From the inability to have photographs or dolls because they were considered idols, to a strict uniform including a cape to use to cover her face when men were nearby, “this was before they had the burkas,” the stringencies just became stricter. The rebbe chose the name of every baby born and parents had no say in the matter. Girls began to shower with their tights on and later developed fungal infections. “It was a contest to get frummer and frummer.” The poverty level was intense as well. “No one worked. People would rewash their disposable plates. Leftovers from a yeshiva boy’s plate would be [repurposed and] served to a family with eight kids.” There was no government assistance and most people lived in houses bought by the rebbe. Following the strict kashrus rules was expensive and lacked nutrition. Adherents could only eat duck eggs and peeling-required stringencies so strict that most people had a diet of sugar, flour, water and spices. “Children had literally black falling out teeth and no one did or said anything about it.”

Leah’s mother saw the writing on the wall. “She came to me and told me we were leaving within four days.
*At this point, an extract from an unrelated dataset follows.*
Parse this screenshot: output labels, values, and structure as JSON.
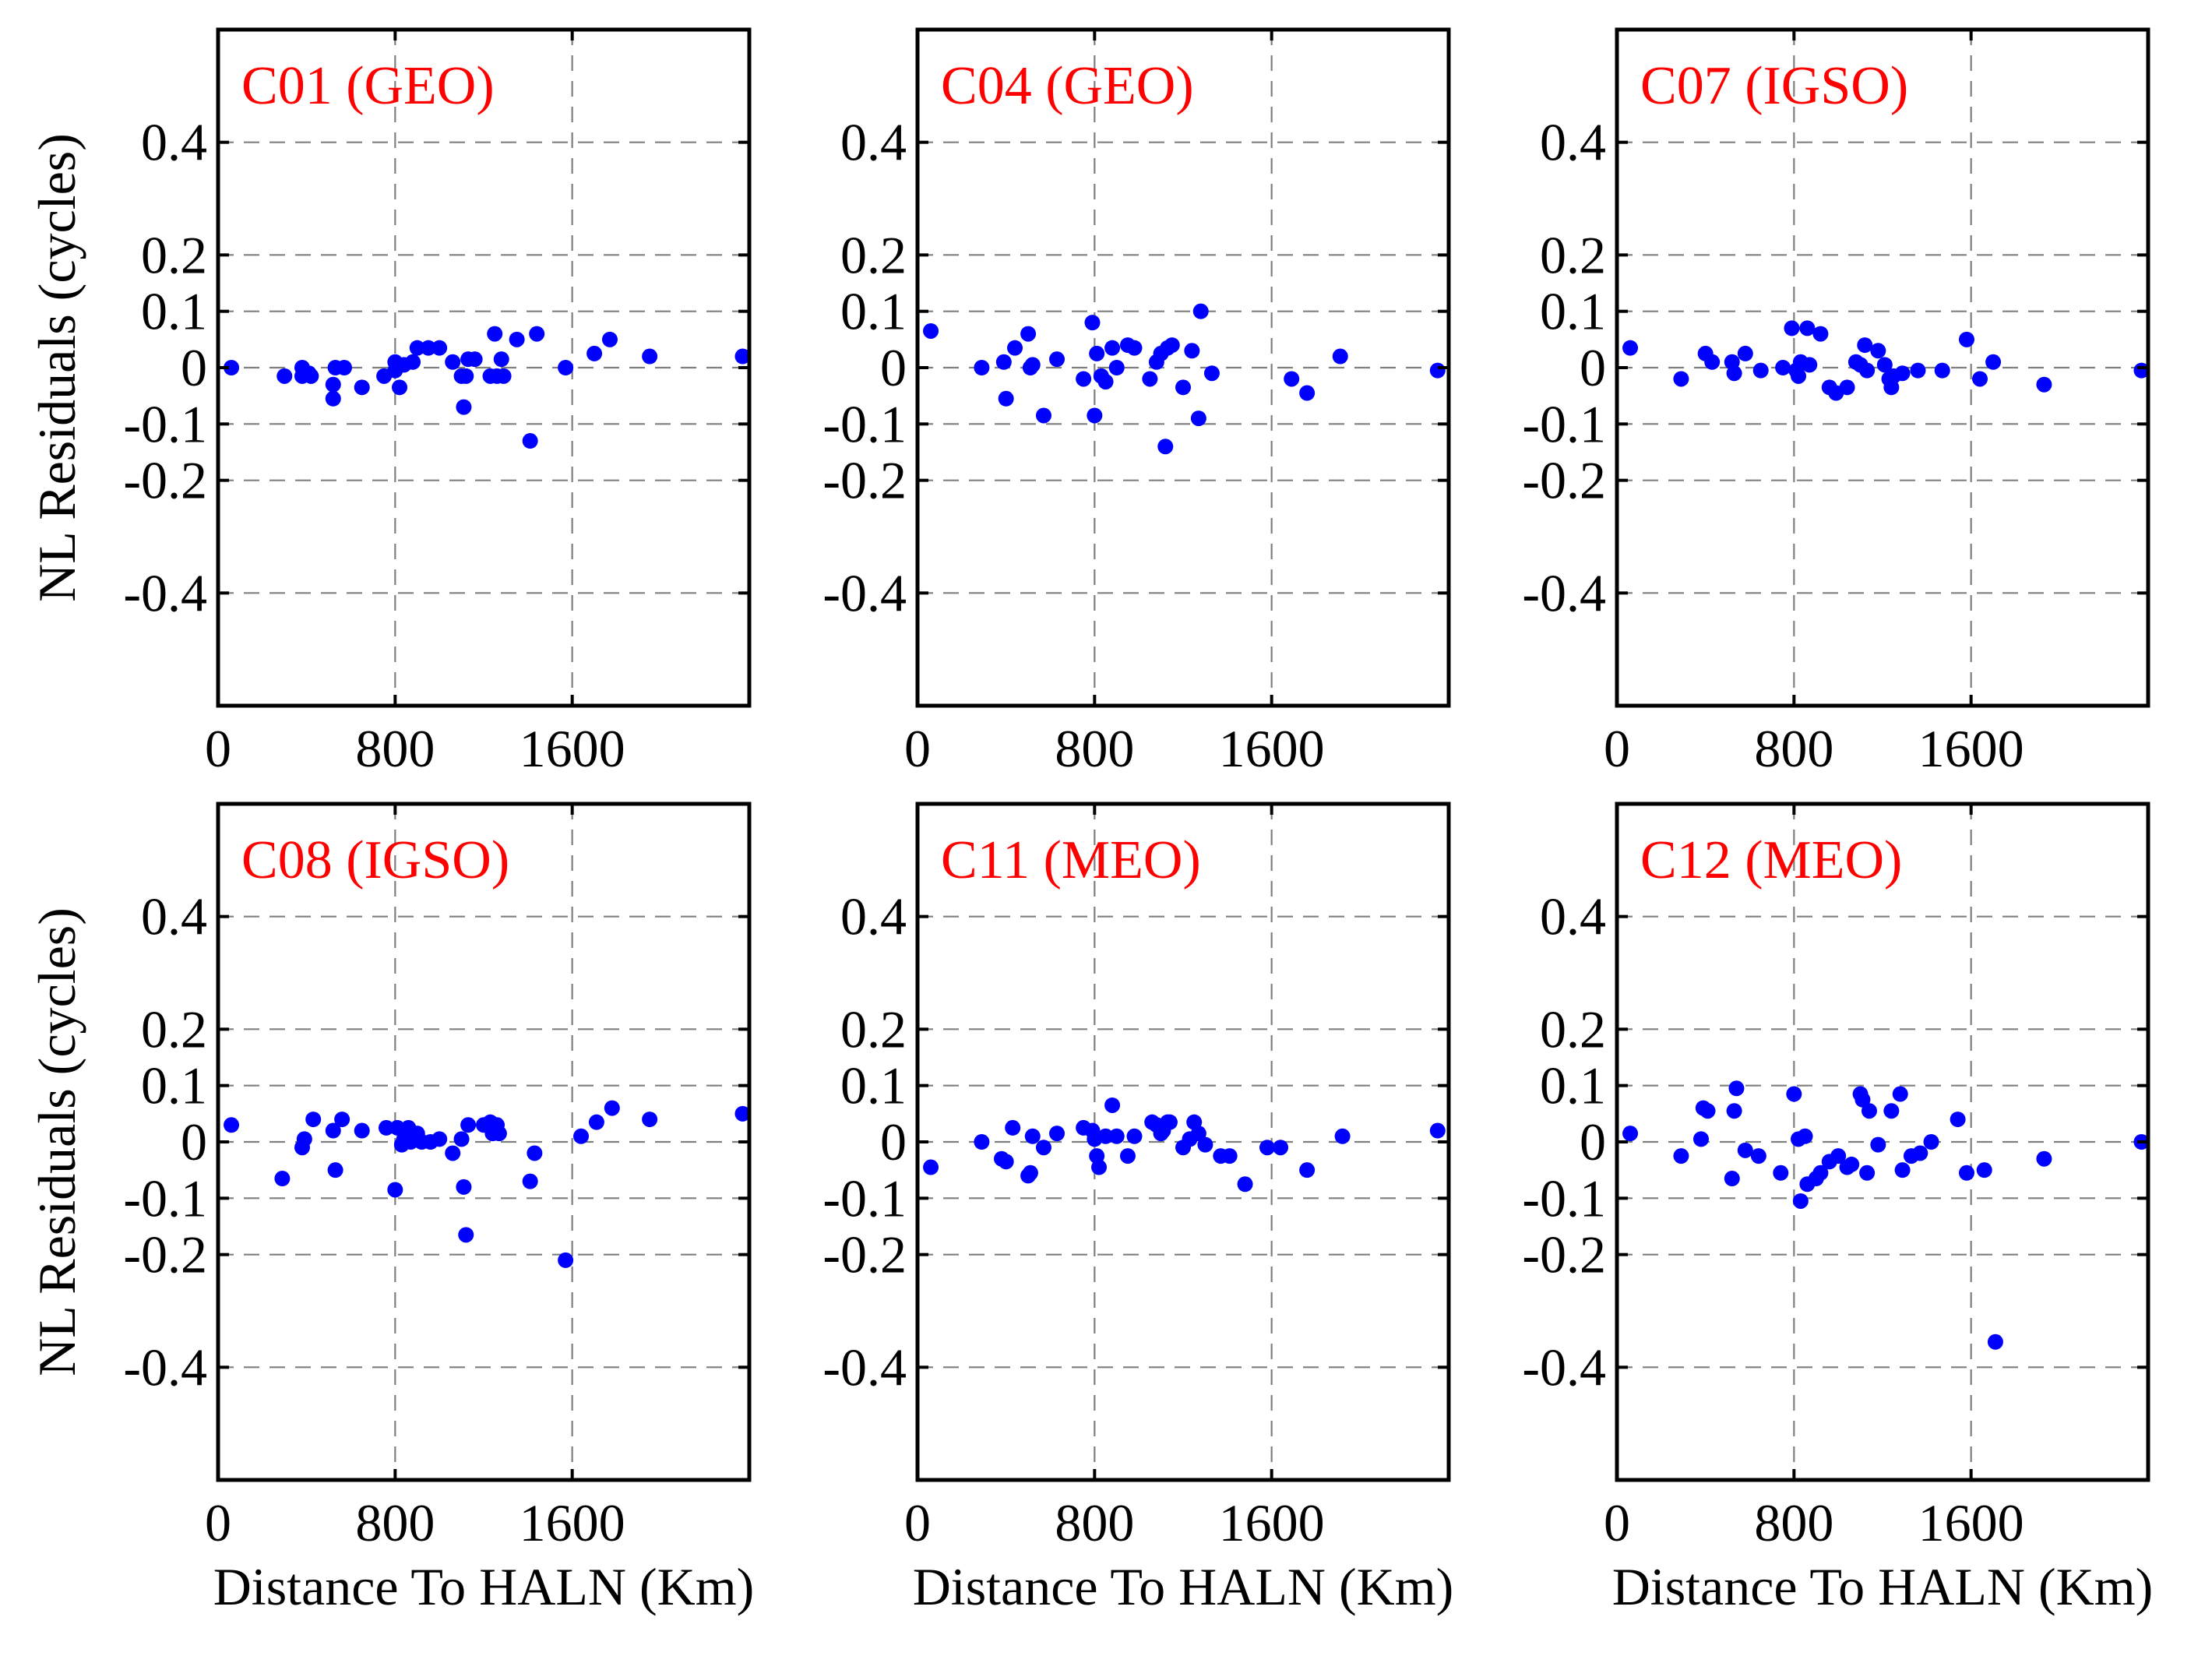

My first reaction was to say I would stay. My mother looked me straight in the eye and said ‘Trust me.'” Leah and her parents integrated back into the Satmar community, which was very difficult for her. After graduating from a Satmar high school and marrying, Leah is now happy to be a part of an open-minded Hasidic crowd. “I am very grateful to have found people who accept me, all of me.”

Years after her ordeal, Leah has now made peace with the experience. “Having read up on cults, this is so clearly one in every way. [People were] losing autonomy.” She knows there is a big difference between Lev Tahor and Orthodox Judaism. “In religion, you keep your ability to make decisions, you don’t idolize one person…you make choices for yourself within a religious framework, in a cult you’re [letting] the leader make the choices for you. You’re just part of the group… with a name you didn’t choose.” Leah is sad for those who weren’t able to escape Lev Tahor, including her friend. “It’s just sad that they fell into this. It’s so easy for us to ‘other’ them. They are just very sincere people who were taken advantage of by the wrong people.”